A.P. Martin, AIA, apprenticed in the Neutra office before branching off in other directions. 2173 Redcliff was one of his only residential projects.
Martin was the first architect on the house project next door, before John Lautner took over what would become the famous Silvertop residence, for Kenneth Reiner, the ladies hair clip magnate. Reiner, himself, created several clever gadgets and systems for Silvertop. Commissioned in 1956, the iconic home with the cantilevered driveway and concrete dome sold in 2014 to Beats By Dre’s president, Luke Wood, for a jaw dropping $8.55 million. He’s hired bohemian modern architect, Barbara Bestor, for the restoration.
Martin’s most significant architectural credits were on commercial buildings, not single-owner homes. He worked for Adrian Wilson and the firm Daniel, Mann, Johnson and Mendenhall (DMJM). For the first 15 years of his career, he worked as a project architect, and then a project director for DMJM A famed project during this period was the Marina City Club in Marina Del Rey, Neil says. With DMJM he worked on park-avenue like luxury apartment high rises: Barrington Plaza in West Los Angeles, which had been the tallest apartment complex west of Chicago when it opened in 1963; and the Los Feliz Towers, completed in 1966.
100 Wilshire Boulevard was another notable project of Martin’s while he worked with DMJM. Completed in 1971, the landmark of late modern design was originally called Lawrence Welk Plazaafter the famed band leader, Lawrence Welk, who also had a knack for development.
At 2173 Redcliff, it is noted that numerous design features came from the world of commercial architecture. The 2,463-square-foot home features include cork floors, acoustic tile ceilings, and exposed concrete brick. After DMJM, Albert Martin founded his own architectural firm, ArchiSystems International, of which he was president. Over the years, Martin’s commissions included Loews Santa Monica Beach Hotel and the Hyatt Regency in Long Beach.
The textures of 2173 Redcliff reflect the thoughtfulness of an artist experiencing her environment. No cliche of cookie cutter modernism, and definitely no white, empty rooms in sight. Visitors are instantly aware of the historical foundation that Gloria and Al created which was born of their artistic vision.
Gloria chose the tile for the kitchen and bathrooms and did all the tiling work herself –a complementary setting for her enormous collection of ceramics, paintings and digital art which filled the house. Over her lifetime, Gloria worked with a variety of media.
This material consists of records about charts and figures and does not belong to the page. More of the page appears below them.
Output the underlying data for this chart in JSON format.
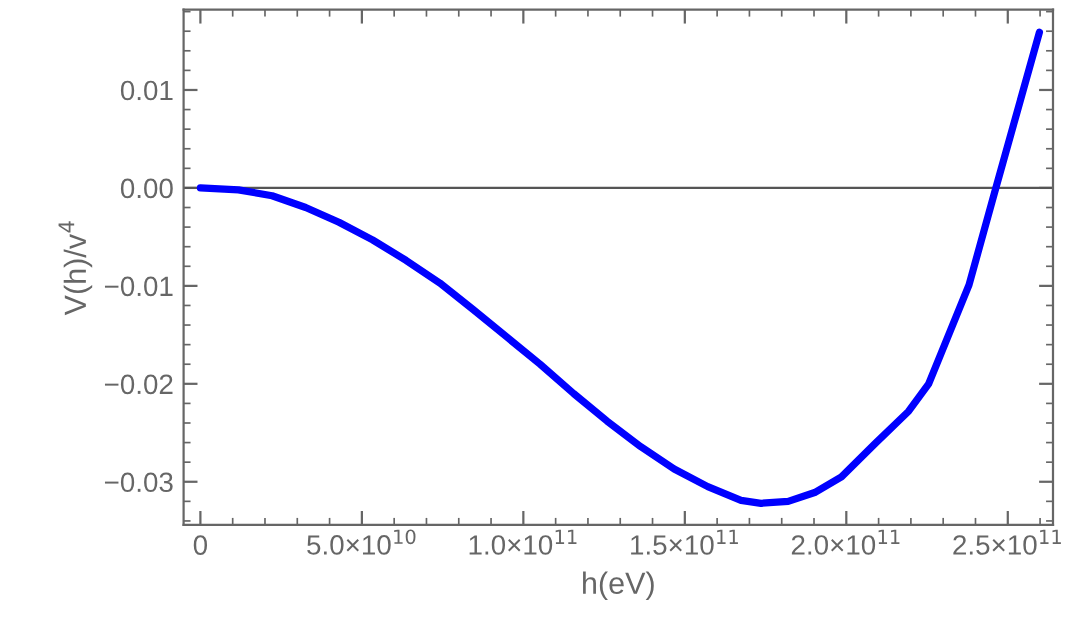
{
  "chart_data": {
    "type": "line",
    "xlabel": "h(eV)",
    "ylabel": "V(h)/v$^{4}$",
    "x": [
      0,
      11800000000.0,
      22200000000.0,
      32600000000.0,
      42900000000.0,
      53300000000.0,
      63700000000.0,
      74100000000.0,
      84400000000.0,
      94800000000.0,
      105200000000.0,
      115600000000.0,
      125900000000.0,
      136300000000.0,
      146700000000.0,
      157100000000.0,
      167400000000.0,
      173600000000.0,
      182000000000.0,
      190200000000.0,
      198500000000.0,
      208900000000.0,
      219300000000.0,
      225500000000.0,
      238000000000.0,
      246300000000.0,
      252500000000.0,
      259800000000.0
    ],
    "series": [
      {
        "color": "#0000ff",
        "values": [
          0,
          -0.0002,
          -0.0008,
          -0.002,
          -0.0035,
          -0.0053,
          -0.0074,
          -0.0097,
          -0.0124,
          -0.0152,
          -0.018,
          -0.021,
          -0.0238,
          -0.0264,
          -0.0287,
          -0.0305,
          -0.0319,
          -0.0322,
          -0.032,
          -0.0311,
          -0.0295,
          -0.0261,
          -0.0228,
          -0.02,
          -0.0099,
          0,
          0.0073,
          0.0159
        ]
      }
    ],
    "xlim": [
      -5200000000.0,
      264000000000.0
    ],
    "ylim": [
      -0.0344,
      0.0182
    ],
    "xticks": [
      0,
      {
        "value": 50000000000.0,
        "label": "5.0×10$^{10}$"
      },
      {
        "value": 100000000000.0,
        "label": "1.0×10$^{11}$"
      },
      {
        "value": 150000000000.0,
        "label": "1.5×10$^{11}$"
      },
      {
        "value": 200000000000.0,
        "label": "2.0×10$^{11}$"
      },
      {
        "value": 250000000000.0,
        "label": "2.5×10$^{11}$"
      }
    ],
    "yticks": [
      {
        "value": -0.03,
        "label": "−0.03"
      },
      {
        "value": -0.02,
        "label": "−0.02"
      },
      {
        "value": -0.01,
        "label": "−0.01"
      },
      {
        "value": 0,
        "label": "0.00"
      },
      {
        "value": 0.01,
        "label": "0.01"
      }
    ],
    "ref_lines": [
      {
        "axis": "y",
        "value": 0,
        "color": "#555555"
      }
    ],
    "grid": false,
    "legend": false,
    "marker": "none",
    "line_style": "solid"
  }
}
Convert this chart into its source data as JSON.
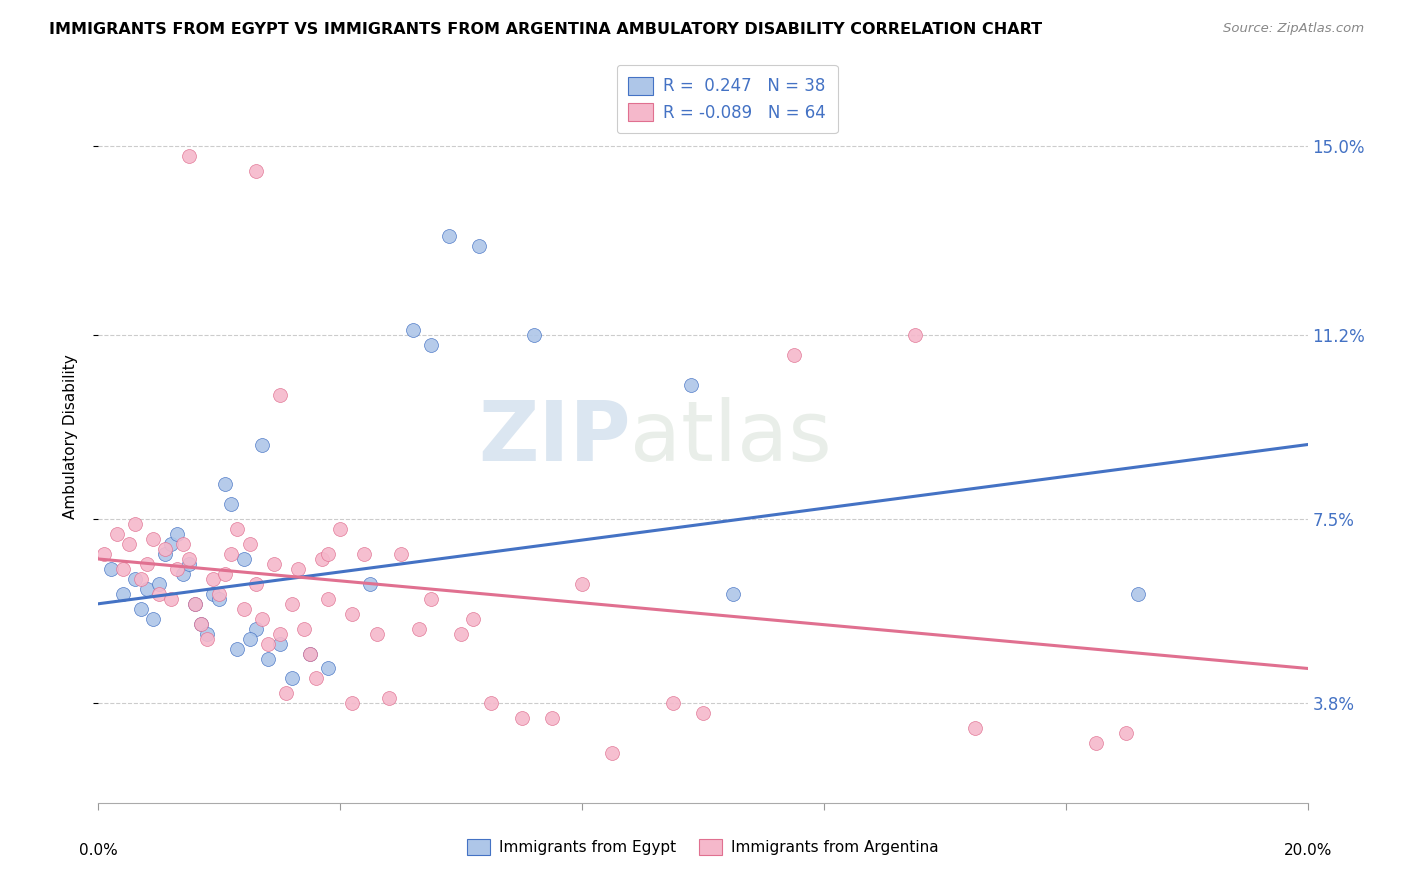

Gloria even made the decorative tiles for 2173 Redcliff’s interior and exterior. At one point, Neil says, there was a kiln in the garage. Millions of people over a span of 17 years would have seen Gloria Martin’s carved heads and other works displayed in the Pasadena Rose Bowl Parades. In later years, she worked on the computer to create digital art. As a teacher Gloria taught sculpture to the blind at the Braille Institute right up until her death at age 85.
There is a lingering cool nonchalance that permeates the streets of Silver Lake. Young Hollywood is comforted that they can walk into local restaurants and cafes, vintage clothing shops, and yoga studios, without worrying about the fanfare. Many are drawn to Silver Lake and the simple, yet expressive spirited designs of the 20th century architects. A host of celebrities such as Ryan Gosling, Rachel McAdams, Anaïs Nin, Joseph Gordon-Levitt, and Christina Ricci love the bohemian-chic neighborhood and the mid-century homes that are perched on its winding streets and hills.